Three New Stories and some Repetitive Essays
23 September 2020
I have to admit that the only reason I purchased this book was so that I could read the three robot stories that aren’t in any of the other books that I have, and that is quite annoying because there are a bunch of stories that appear in the other books meaning that I pretty much skipped half the book because it ended up that I would be simply rereading something that I have read multiple times before. Still, as I mentioned, there were three stories that I hadn’t read, as well as a collection of essays that Asimov wrote on robots, one of them back in the 50s, and the rest of them in the 80s.
As he says, most of his robot stories deal with conflicts in the Three Laws of Robotics (something that he drums on about repeatedly, as well as the fact that he is the first person to have ever coined the term robotics, though he also points out that this is probably the only long-lasting contribution that he has ever made to humanity). The first few stories weren’t so much like this, but when he and Campbell sat down and nutted out the rules, they did open up lots of opportunities to write about how they interact, and the problems that arise when these laws come into conflict. Then again, the entire legal profession builds itself around the fact that laws can never be hard and fast, and there are always exceptions, and loopholes, and ambiguities that can be exploited. As some have said, every time you attempt to plug a loophole in the law, a hundred more open up.
One interesting story has a robot named Rambo (Asimov suggested that all robots have names that start with R, meaning that no human has a name that starts with R). This quite clearly tells us when the novel was written because, well, the word Rambo only entered the English language after the character appeared in the film First Blood (which I have to admit is actually a pretty good film). I sometimes wonder if this was intentional, namely because Asimov is demonstrating how language changes over time, and that you can actually date a story based upon the words that are used, even a word that is as innocuous as a name (my English teacher once said that the name Shane didn’t appear until after the film of the same name, though the internet suggests that he may have been wrong).
With the essays, it is interesting to see how dated that they are. Okay, we did have a rudimentary form of the internet back in the 80s, but Asimov was writing as if robots needed to have all of their thinking power inside of their units, but this is no longer the case, with wifi and with the internet. In fact, with the development of the cloud, processing power is stored elsewhere and software accesses this power remotely, meaning that robots don’t need to have all of the processing power inside of them. In fact, I suspect that a lot of automation is done this was these days, and that driverless cars would also be using this technology (though it doesn’t solve the problem of what would happen if the network went down).

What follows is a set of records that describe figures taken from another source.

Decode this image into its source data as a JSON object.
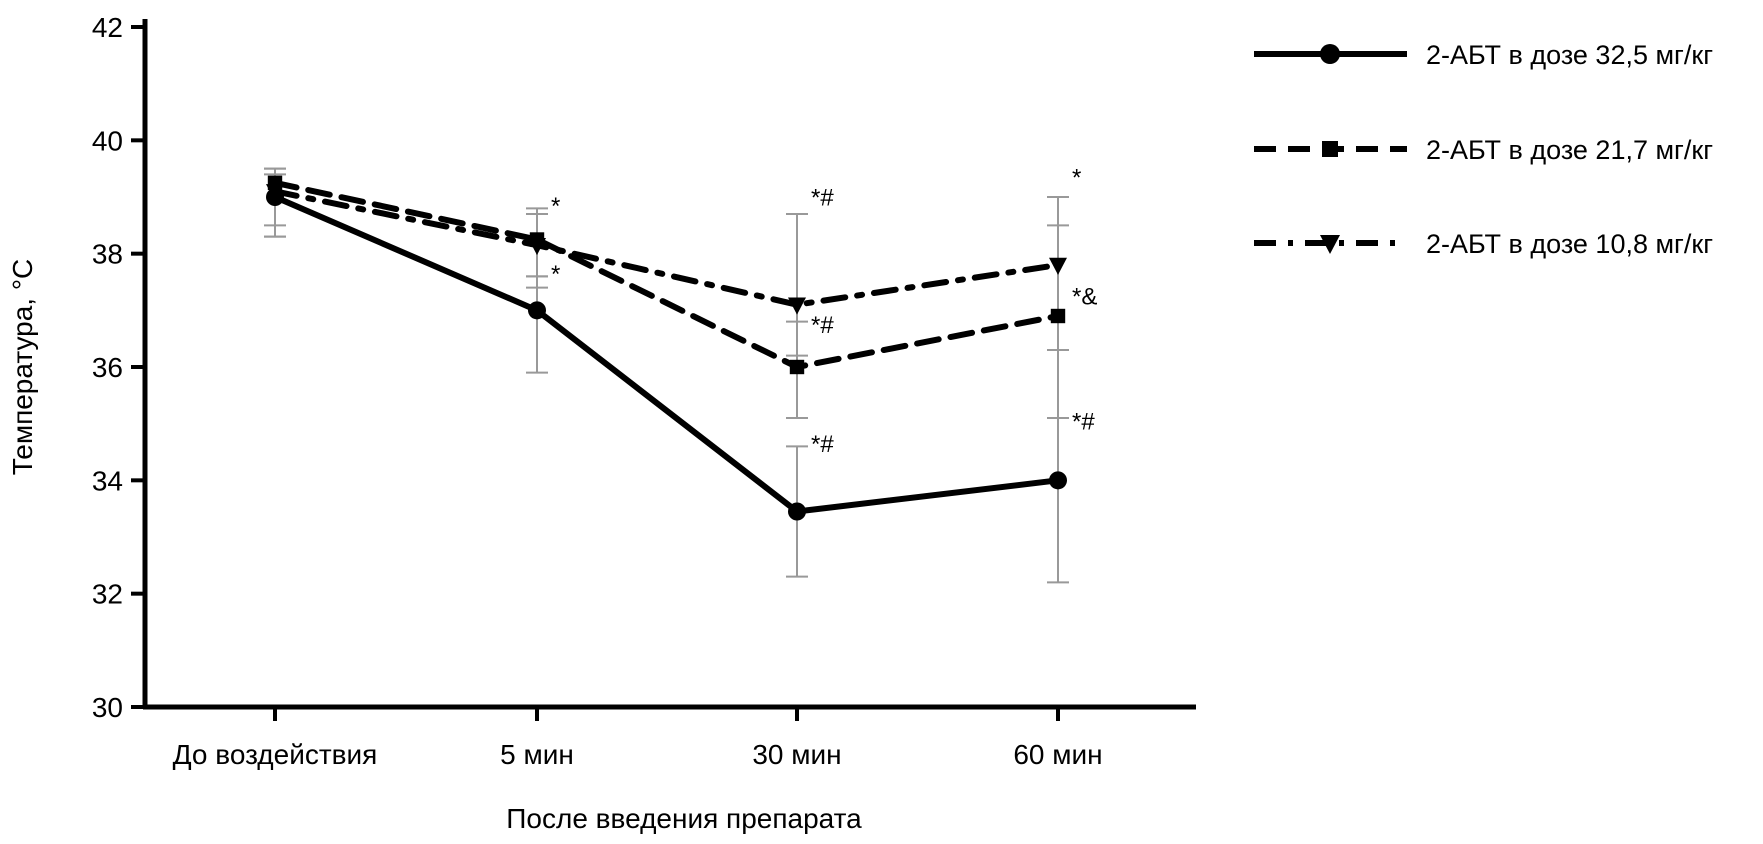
{
  "chart_data": {
    "type": "line",
    "title": "",
    "xlabel": "После введения препарата",
    "ylabel": "Температура, °C",
    "ylim": [
      30,
      42
    ],
    "yticks": [
      30,
      32,
      34,
      36,
      38,
      40,
      42
    ],
    "categories": [
      "До воздействия",
      "5 мин",
      "30 мин",
      "60 мин"
    ],
    "legend_position": "top-right",
    "series": [
      {
        "name": "2-АБТ в дозе 32,5 мг/кг",
        "style": "solid",
        "marker": "circle",
        "values": [
          39.0,
          37.0,
          33.45,
          34.0
        ],
        "err_low": [
          38.5,
          35.9,
          32.3,
          32.2
        ],
        "err_high": [
          39.5,
          37.6,
          34.6,
          36.3
        ]
      },
      {
        "name": "2-АБТ в дозе 21,7 мг/кг",
        "style": "dashed",
        "marker": "square",
        "values": [
          39.25,
          38.25,
          36.0,
          36.9
        ],
        "err_low": [
          38.3,
          37.4,
          35.1,
          35.1
        ],
        "err_high": [
          39.5,
          38.8,
          36.8,
          38.5
        ]
      },
      {
        "name": "2-АБТ в дозе 10,8 мг/кг",
        "style": "dashdot",
        "marker": "triangle-down",
        "values": [
          39.1,
          38.15,
          37.1,
          37.8
        ],
        "err_low": [
          38.3,
          37.6,
          36.2,
          36.3
        ],
        "err_high": [
          39.4,
          38.7,
          38.7,
          39.0
        ]
      }
    ],
    "annotations": [
      {
        "category": 1,
        "y": 38.7,
        "text": "*"
      },
      {
        "category": 1,
        "y": 37.5,
        "text": "*"
      },
      {
        "category": 2,
        "y": 38.85,
        "text": "*#"
      },
      {
        "category": 2,
        "y": 36.6,
        "text": "*#"
      },
      {
        "category": 2,
        "y": 34.5,
        "text": "*#"
      },
      {
        "category": 3,
        "y": 39.2,
        "text": "*"
      },
      {
        "category": 3,
        "y": 37.1,
        "text": "*&"
      },
      {
        "category": 3,
        "y": 34.9,
        "text": "*#"
      }
    ]
  }
}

Yet there is also the question of whether robots can ever think and react like humans. Sure, we have machine learning, and some of the methods are designed to mimic the way the human brain works, yet the catch is that human brains don’t think in binary – we think in different ways – computers simply come down to thinking in terms of 0s and 1s. Another thing is that you have to tell computers everything that it needs to know. For instance, if we put a cup on the table, we know that this cup will be there when we return (unless something happens otherwise, such as our housemate puts it in the dishwasher). This needs to be programmed into the robot, as well as contingencies (if it is not there, somebody has moved it – yeah programming computers comes down to a lot of if/then statements).
It is interesting to see how Facebook developed the reactions that exist beyond simple likes. We were discussing this in one of our Machine Learning classes, how it is a way to teach computers what makes us sad, what makes us laugh, and so on. Yet, I’m still not convinced, that we all of this data being passed through Facebook’s servers, that a computer will learn to be able to respond to a joke or even be able to create one themselves. Another thing is that the first time we hear a joke we consider it funny, but as time goes on, and we continue to hear it, it ceases to be funny – can a computer be trained in that method as well, or is it the case that if a computer learns that something is funny, then it just laughs whenever it sees that joke, without realising that the joke has ceased to be funny years ago.
It is interesting reading this book, and the essays, after two and a half years of computer science, and halfway through an AI subjects. I suspect that a lot of developments came out of Asimov’s theories, but there were a lot of things that he couldn’t speculate on because, well, he was a chemist that liked writing Science-Fiction. Personally, computers tend to be reactionary, and can really only react to things that it is told to react to. Okay, they can search, but once again the parameters must be given to it. On the other hand, one can argue that the same is the case with us. However, our brain is able to take in an awful lot more information, whereas computers must be instructed to take that information, and has to be specific as well. Sure, we do have advanced machine learning algorithms, but the reason is that people have already created them. Mind you, as Asimov suggested, even when robots to replace humans, they also tend to open up a lot more jobs that humans are required to do.